How to Use Google Webmaster Tools to Measure Indexation - rgrieselhuber
http://www.ginzametrics.com/blog/how-to-use-google-webmaster-tools-to-measure-indexation/

======
franze
didn't know this was new, it's actually a quite old SEO "tool of the trade"
(yeah, not all SEOs brainwank about pagerank) the cool thing is you can use it
for after the fact analysis and even tests.

as there is no negative impact if you communicate one page in one or 20
sitemaps - so you can sort, slice and dice your content into different
segments and see what (kinda) correlates with indexing.

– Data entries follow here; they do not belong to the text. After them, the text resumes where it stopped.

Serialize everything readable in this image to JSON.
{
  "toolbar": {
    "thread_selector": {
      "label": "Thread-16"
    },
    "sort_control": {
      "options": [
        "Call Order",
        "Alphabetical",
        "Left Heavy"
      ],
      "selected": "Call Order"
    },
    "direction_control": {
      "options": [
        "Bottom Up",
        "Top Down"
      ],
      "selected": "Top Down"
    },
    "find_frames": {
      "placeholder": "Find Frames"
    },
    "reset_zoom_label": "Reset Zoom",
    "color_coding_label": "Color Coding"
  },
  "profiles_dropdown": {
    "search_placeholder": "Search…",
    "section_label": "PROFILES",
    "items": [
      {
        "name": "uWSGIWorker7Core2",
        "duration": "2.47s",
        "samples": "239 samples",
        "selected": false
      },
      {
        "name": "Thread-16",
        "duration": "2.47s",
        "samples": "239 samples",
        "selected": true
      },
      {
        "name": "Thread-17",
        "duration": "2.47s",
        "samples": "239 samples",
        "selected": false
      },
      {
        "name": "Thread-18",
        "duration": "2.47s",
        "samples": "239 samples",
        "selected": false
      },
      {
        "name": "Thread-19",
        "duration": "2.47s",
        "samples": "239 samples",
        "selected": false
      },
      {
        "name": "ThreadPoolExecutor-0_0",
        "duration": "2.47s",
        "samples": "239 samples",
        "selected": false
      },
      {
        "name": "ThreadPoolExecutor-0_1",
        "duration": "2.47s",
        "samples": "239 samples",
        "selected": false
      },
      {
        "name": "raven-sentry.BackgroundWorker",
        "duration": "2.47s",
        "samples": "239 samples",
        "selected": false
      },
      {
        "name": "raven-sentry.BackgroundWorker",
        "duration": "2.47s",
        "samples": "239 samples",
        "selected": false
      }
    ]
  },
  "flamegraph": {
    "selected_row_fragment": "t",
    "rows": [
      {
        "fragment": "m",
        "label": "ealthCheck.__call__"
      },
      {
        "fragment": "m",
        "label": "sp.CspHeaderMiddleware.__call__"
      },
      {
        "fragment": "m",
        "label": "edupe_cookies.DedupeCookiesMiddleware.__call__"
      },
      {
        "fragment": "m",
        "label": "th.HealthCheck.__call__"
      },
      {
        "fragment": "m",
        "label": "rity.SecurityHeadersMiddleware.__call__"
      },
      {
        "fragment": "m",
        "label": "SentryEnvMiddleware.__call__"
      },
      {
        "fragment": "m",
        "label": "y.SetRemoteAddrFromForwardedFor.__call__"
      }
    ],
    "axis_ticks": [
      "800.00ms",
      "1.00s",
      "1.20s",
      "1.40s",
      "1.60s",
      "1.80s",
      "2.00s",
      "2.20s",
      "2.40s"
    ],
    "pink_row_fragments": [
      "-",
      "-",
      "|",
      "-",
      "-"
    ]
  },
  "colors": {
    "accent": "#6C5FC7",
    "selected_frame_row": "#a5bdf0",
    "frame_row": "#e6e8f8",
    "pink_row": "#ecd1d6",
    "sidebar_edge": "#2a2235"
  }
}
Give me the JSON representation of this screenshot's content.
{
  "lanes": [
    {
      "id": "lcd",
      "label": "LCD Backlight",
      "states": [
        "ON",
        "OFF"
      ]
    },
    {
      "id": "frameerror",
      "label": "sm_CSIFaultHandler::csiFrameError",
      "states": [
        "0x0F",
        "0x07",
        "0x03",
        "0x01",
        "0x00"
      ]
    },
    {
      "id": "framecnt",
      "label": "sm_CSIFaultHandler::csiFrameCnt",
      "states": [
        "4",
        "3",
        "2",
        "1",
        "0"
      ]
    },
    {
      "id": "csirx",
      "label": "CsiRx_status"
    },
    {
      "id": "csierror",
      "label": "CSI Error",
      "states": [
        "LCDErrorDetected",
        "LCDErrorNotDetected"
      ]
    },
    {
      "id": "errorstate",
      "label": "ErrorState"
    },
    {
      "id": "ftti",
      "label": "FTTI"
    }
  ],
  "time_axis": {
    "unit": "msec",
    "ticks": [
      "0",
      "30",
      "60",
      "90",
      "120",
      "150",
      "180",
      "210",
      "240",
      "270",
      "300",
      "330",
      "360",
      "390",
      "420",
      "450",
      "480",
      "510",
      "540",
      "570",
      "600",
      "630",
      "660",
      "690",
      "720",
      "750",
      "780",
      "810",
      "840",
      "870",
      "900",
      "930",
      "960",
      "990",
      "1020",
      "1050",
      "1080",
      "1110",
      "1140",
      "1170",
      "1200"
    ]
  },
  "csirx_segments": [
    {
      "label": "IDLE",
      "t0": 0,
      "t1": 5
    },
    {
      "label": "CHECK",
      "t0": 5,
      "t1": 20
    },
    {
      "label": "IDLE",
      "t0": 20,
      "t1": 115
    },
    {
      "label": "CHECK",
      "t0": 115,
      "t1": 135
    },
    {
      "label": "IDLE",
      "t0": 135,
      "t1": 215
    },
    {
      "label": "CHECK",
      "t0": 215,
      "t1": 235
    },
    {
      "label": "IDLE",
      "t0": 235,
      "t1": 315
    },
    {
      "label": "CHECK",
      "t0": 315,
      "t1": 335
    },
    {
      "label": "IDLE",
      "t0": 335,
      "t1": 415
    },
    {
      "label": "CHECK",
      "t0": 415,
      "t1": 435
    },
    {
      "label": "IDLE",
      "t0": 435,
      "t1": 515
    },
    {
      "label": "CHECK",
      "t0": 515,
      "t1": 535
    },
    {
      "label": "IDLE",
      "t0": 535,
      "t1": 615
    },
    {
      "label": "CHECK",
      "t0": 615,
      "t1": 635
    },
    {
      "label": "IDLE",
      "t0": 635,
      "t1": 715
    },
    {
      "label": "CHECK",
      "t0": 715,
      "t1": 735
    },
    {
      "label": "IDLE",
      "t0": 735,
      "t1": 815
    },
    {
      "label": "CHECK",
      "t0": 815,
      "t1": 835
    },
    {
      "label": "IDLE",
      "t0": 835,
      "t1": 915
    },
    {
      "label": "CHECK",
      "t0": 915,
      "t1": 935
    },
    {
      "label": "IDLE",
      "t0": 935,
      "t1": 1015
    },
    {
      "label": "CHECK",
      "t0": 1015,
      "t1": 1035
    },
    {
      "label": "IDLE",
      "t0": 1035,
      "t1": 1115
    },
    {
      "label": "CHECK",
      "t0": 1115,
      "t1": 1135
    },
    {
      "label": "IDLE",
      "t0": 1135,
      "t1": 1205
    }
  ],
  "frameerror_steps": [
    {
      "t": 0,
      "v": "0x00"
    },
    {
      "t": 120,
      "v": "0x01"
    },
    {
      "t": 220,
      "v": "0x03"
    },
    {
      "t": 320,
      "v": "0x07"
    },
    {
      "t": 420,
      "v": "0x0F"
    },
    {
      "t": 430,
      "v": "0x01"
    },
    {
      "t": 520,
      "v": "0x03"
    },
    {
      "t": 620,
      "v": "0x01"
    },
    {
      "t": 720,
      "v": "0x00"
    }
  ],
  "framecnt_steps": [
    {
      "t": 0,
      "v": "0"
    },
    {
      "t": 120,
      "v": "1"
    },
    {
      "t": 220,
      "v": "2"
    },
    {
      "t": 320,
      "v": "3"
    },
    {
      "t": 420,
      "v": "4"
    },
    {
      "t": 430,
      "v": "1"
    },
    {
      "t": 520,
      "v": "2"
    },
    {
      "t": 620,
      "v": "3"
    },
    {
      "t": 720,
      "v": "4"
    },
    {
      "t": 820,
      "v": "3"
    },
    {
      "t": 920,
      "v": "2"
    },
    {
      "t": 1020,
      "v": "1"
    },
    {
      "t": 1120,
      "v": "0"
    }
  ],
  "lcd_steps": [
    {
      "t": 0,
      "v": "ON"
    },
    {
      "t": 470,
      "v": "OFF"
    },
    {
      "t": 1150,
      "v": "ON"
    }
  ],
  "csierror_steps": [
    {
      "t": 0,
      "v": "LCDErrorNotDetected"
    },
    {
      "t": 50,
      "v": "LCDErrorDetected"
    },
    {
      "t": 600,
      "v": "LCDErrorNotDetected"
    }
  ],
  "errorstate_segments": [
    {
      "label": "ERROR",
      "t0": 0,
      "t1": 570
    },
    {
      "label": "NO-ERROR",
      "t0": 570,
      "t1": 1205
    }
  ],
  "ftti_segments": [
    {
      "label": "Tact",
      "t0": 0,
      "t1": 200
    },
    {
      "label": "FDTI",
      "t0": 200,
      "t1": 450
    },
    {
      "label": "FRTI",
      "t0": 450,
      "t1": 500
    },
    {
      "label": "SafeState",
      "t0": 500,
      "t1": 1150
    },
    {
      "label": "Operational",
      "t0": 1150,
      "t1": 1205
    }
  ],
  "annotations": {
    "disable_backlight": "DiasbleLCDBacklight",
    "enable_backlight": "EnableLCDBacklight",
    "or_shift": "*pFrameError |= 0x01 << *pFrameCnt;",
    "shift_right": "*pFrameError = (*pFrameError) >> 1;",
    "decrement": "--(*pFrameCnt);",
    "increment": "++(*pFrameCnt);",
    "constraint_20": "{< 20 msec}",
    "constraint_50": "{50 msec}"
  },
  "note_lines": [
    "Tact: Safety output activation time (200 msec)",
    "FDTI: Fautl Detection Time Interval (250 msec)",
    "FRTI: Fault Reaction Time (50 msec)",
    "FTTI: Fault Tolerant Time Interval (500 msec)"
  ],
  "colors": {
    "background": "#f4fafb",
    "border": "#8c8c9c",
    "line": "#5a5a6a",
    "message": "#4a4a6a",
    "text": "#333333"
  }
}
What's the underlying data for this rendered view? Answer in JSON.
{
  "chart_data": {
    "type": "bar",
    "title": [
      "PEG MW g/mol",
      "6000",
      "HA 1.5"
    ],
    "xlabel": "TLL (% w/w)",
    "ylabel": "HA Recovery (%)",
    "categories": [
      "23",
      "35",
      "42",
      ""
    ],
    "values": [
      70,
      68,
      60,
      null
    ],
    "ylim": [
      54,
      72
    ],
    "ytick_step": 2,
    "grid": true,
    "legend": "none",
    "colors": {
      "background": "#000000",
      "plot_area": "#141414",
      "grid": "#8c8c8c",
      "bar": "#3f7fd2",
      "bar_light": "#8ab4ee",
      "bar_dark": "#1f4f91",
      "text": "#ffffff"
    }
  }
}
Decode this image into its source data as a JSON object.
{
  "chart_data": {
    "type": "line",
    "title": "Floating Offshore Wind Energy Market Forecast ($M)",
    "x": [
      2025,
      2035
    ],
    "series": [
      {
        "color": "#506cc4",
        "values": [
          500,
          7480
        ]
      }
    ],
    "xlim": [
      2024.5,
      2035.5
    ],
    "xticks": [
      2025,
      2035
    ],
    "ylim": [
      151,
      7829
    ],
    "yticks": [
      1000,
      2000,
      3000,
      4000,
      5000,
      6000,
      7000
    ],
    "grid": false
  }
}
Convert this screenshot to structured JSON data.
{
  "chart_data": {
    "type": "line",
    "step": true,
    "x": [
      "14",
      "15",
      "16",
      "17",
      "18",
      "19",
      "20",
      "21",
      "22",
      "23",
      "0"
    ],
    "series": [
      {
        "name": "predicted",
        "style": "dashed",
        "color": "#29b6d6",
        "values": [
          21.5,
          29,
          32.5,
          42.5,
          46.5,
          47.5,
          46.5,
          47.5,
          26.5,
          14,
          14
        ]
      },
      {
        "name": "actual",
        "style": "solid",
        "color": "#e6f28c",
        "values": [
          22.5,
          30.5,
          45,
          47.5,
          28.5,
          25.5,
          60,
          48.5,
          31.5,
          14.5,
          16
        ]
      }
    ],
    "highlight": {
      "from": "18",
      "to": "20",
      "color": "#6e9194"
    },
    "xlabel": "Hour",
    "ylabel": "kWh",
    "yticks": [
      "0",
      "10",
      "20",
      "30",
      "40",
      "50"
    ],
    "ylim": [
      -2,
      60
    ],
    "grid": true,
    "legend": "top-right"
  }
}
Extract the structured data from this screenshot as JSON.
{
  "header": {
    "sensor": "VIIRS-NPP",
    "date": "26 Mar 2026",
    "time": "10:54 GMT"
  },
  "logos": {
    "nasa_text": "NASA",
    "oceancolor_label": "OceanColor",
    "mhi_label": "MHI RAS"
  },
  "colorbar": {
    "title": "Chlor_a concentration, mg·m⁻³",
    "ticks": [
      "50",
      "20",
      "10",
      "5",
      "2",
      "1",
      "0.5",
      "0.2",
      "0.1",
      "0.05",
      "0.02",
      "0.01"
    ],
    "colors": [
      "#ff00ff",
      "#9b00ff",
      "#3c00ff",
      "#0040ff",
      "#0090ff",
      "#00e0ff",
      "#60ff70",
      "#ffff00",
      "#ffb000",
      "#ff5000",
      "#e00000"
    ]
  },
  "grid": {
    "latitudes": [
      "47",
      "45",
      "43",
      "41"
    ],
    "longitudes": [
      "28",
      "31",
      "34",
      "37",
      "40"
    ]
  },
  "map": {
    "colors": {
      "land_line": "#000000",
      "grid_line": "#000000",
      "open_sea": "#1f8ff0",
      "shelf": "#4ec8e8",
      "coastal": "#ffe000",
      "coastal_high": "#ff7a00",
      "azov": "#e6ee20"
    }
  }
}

i.e.: here is a nice test i did for a customer, we sorted his landingpage
index (a few hundred thousand pages) after an descending internal content
metric (think weighted chars- and wordcount)
[https://img.skitch.com/20120123-bm3jpjdtt4xrr2t2mxqnikmu54.p...](https://img.skitch.com/20120123-bm3jpjdtt4xrr2t2mxqnikmu54.png)
and ascending after URL length
[https://img.skitch.com/20120123-kqnnb15bj2puy2k276jiupxg12.p...](https://img.skitch.com/20120123-kqnnb15bj2puy2k276jiupxg12.png)